Sonia Murray (Marjorie Bransfield) is the lucky lady who gives birth to the comator (aka Tommy). Fortunately for her, the child is conceived in a most unconventional way, and the whole pregnancy only lasts a couple of minutes - and she gives birth to the child without even taking her pants off. Abraxas disobeys his orders to eliminate the woman and the child, so you know what that means - it's only a matter of time before he's forced to come back to Earth to try and stop Secundus from using the boy as his conduit for unlimited power.

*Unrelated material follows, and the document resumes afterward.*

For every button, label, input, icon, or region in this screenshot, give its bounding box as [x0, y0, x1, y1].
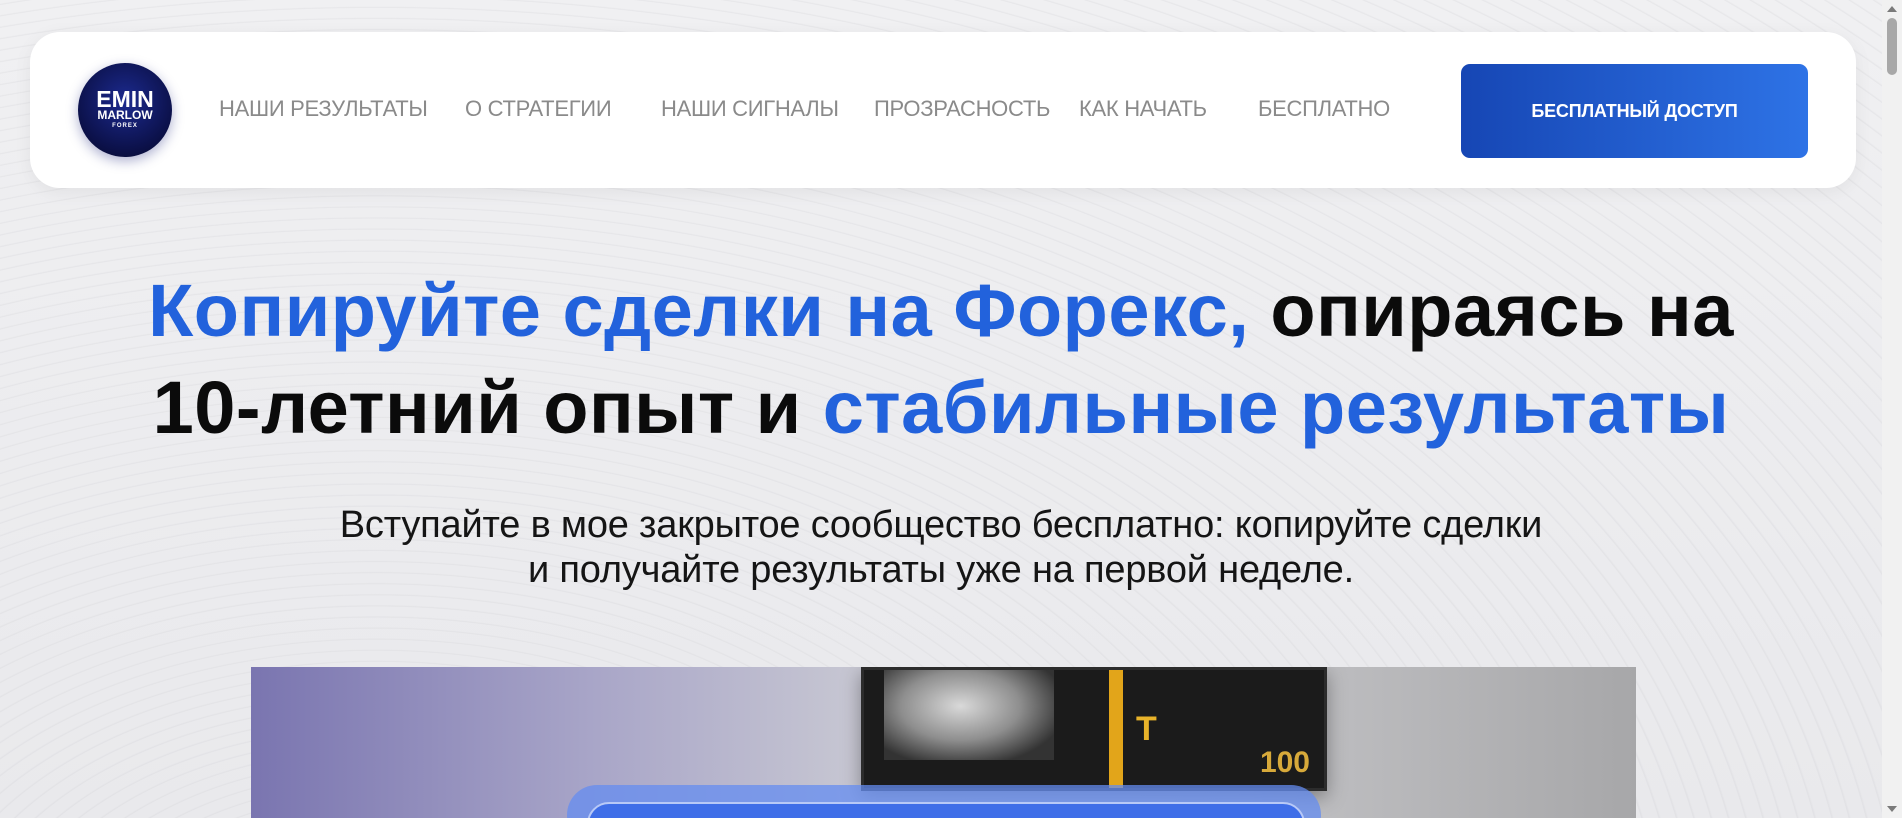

I have no clue what that whole Anti-Life Equation is all about, and what the heck is a "comater," anyway? Quite frankly, nothing about this movie makes a whole lot of sense. Don't look for a bunch of emotional drama here, either, even though there's apparently some kind of weird love thing going on between Abraxas and Sonia - and some people like to question the nature of Abraxas' relationship with Sonia's young son. And the fight scenes? Terrible. I wouldn't trust Abraxas to guard a chicken coop, let alone the entire universe. Thank goodness we have Secundus' comical interactions with human beings to entertain us - as well as Jim Belushi's brief appearance as the dumbest principal in the history of the world. There's no shortage of things to make fun of here, and I guess that's why I didn't hate the film as much as I should have.